On Being a Stay At Home Mom: Let’s Compare Schedules

StationaryThe Working Parent

Monday – Friday

6:00 am: get the coffee on, get ready for work

7:00 am: wake up the kids, get them ready for school

7:45 am: off to work/school/daycare, etc.

8:30 am – 12:30 pm: work

12:30 pm: lunch break–schedule personal appointments, return personal texts and e-mails, eat, walk 2 times a week

1:00 – 5:00 pm: work

5:00 pm: leave work, on the way home pick up the kids from wherever they go after school and stop at the store to get some groceries

6:00 pm: arrive home, get everyone in order (coats hung up, homework sorted out, groceries put away, let the dog out, sort the mail), start dinner

6:30 – 7:30 pm: dinner and clean up

7:30 – 8:30 pm: miscellaneous “family” hour

8:30 pm: kids’ bedtime routine

9:00 pm: kids to bed

9:00 – 10:00 pm: miscellaneous “personal” hour

10:00 pm: parents to bed

Me

Monday – Friday

7:30 am: wake the kids up, get them ready for school, get the coffee on

8:30 am – 3:30 pm: attend to miscellaneous needs of the home, family members, and self

3:30 pm: kids home from school, get snack, everyone in their places, PBS

4:00 pm: miscellaneous “family-ish” time

5:30 pm: dinner preparation

6:00 – 7:00 pm: dinner and clean up

7:00 – 8:00 pm: miscellaneous “family” hour

8:00 pm: kid’s bedtime routine

8:30 pm: kids to bed

* Go to bed whenever, depending on the next day’s activities

 

I often get asked, especially now that both of my kids are in school, “What do you do all day?”  Well, I do all day, what the typical working parent has to squeeze into the few “miscellaneous” hours of each day.  I wake up, nearly every morning, before throwing the covers off and putting my feet on the floor, “Lord, set my day and help me to walk accordingly.”  And then I go about trying to live each day being mindful of who I am, what I have to do, and Who is in charge of it all.  Each day is an unhurried assortment of various tasks–some big, some small; some self-centered, some others-centered; some are work-oriented, some are being-oriented; some even take me outside my home on a weekly basis.  But whatever it is that’s set before me, I try to keep the stuff that “needs to get done” between the hours of 8:30 and 3:30.  After that, I know that the rest belongs to my family; anything that happens after 3:30 is dedicated to their well-being.

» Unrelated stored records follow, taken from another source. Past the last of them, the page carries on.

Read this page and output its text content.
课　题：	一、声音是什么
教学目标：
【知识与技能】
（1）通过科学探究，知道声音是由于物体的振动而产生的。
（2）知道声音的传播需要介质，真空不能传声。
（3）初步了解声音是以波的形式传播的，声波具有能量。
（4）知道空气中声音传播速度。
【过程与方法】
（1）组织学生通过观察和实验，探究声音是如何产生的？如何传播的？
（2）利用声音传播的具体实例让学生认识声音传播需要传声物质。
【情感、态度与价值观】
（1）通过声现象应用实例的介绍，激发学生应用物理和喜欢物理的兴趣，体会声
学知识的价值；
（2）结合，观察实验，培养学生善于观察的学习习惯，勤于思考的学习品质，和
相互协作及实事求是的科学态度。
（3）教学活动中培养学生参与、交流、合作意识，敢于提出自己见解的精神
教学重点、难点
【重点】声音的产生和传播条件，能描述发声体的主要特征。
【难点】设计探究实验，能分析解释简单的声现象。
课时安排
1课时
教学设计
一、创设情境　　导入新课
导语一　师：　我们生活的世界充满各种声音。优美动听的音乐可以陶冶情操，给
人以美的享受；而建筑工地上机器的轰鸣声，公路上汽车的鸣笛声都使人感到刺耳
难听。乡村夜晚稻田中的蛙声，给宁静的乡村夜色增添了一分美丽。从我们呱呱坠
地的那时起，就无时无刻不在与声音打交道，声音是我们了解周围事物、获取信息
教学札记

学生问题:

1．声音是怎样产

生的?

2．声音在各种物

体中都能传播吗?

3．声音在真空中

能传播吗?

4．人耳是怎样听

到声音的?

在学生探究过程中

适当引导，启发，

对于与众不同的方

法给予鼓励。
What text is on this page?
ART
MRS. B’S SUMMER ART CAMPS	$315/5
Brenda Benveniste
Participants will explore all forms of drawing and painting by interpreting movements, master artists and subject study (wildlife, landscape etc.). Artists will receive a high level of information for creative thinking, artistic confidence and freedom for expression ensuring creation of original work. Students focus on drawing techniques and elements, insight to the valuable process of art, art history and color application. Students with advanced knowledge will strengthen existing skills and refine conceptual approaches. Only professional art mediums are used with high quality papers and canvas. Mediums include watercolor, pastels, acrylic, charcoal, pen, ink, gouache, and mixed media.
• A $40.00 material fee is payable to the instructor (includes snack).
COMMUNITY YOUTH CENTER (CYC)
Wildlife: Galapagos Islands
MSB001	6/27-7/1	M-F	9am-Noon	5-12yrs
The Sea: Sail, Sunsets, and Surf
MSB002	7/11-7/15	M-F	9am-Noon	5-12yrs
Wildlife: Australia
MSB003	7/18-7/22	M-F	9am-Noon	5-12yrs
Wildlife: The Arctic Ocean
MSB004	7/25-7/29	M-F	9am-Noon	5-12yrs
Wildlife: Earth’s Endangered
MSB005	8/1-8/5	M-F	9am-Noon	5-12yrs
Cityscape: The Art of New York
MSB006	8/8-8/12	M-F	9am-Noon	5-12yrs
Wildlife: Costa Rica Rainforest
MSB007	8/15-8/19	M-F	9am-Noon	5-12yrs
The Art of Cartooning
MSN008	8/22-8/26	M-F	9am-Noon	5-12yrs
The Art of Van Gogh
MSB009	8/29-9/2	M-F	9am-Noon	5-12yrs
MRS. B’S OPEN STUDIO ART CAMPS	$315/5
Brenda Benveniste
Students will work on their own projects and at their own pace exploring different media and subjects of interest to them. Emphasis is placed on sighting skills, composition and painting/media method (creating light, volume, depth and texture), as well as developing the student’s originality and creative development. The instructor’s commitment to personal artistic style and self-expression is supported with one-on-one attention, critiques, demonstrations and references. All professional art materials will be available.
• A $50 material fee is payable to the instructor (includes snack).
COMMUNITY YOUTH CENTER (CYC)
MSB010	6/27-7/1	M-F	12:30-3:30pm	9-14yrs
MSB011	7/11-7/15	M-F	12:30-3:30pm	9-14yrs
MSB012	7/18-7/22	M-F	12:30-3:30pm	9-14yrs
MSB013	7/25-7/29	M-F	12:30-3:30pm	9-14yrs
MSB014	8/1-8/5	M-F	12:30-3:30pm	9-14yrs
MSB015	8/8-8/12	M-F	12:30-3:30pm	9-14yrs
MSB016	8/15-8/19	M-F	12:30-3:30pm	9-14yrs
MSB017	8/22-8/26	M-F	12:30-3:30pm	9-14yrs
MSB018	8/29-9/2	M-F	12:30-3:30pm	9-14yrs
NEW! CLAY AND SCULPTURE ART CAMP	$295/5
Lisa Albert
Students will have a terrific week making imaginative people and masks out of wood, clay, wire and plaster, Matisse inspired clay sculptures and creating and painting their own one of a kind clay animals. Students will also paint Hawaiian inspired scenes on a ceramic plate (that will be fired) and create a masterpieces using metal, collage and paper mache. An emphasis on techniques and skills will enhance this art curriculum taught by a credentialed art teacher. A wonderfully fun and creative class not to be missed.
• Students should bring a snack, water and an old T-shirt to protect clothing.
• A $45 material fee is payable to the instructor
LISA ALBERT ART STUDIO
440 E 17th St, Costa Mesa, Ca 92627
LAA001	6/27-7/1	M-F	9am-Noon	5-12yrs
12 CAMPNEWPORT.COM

Now, this doesn’t mean that while my kids are home, I never check my Facebook page or watch a TV program of my personal choosing or read for pleasure instead of reading with them.  I don’t micromanage my time; I don’t have to.  I have the confidence that everything will have it’s time each day to get the attention it deserves; I don’t have to stress about how and when, and then have to draw from my waning reserves when the people I love most coalesce all at one time, leaving me depleted at day’s end.  My schedule allows me to breathe a lot, if I need to, and to take the time to REALLY BE with my kids when they are home.  My schedule allows me to REALLY FOCUS on what my husband says when he says it because I’m not trying to tie 20 pieces of loose ends together and call it a day because I don’t know if I can handle them being undone going into tomorrow.  When a schedule is packed full, there’s little room for carry over into the next schedule-packed day without a continual snowball effect taking over or feeling like you’re always simply treading water.  I rarely feel snowballed or like I’m simply treading, and if I ever do, I vow to read a novel or watch a movie and paint my toenails sometime the next day while the kids are at school.

How do I know that this is how many working parents feel?  Because I hear the stories.  I feel their stress emanating from their beings and permeating their homes.  I see the effects of it in society at large.  Because I know so much more fully than ever before what peace feels like and what a fluid schedule affords me, I sense the absence of it rather acutely when it is missing.  I don’t, in any way, mean for that to sound judgmental or for such a statement to cause someone to feel guilty or condemned, I mean it as an observation only.  And in a culture where peace isn’t valued and we aren’t applauded for pursuing it, I don’t expect to be really understood on this point, rather I expect to be criticized.

I’m also, in no way, saying that because a parent has a packed schedule and a full-time career, she isn’t present in her own life and that peace isn’t possible.  However, for the working parent, finding the balance and the peace and being truly present and at ease is often more difficult.  There is less margin for error simply because there’s less margin, period.  It’s not impossible–for I truly believe that all things are possible with God–but it’s so much harder to come by.

My prayer is that whatever your schedule is, may we all really evaluate what’s most important to us and adjust our schedules accordingly.  May we all be willing to make the necessary adjustments to keep first things first, and to honor God with everything He’s given us.  Time is a precious commodity, one that we can never get back.  We should take our schedules seriously and maybe even look at them through the lens of eternity.

What does your schedule say about you?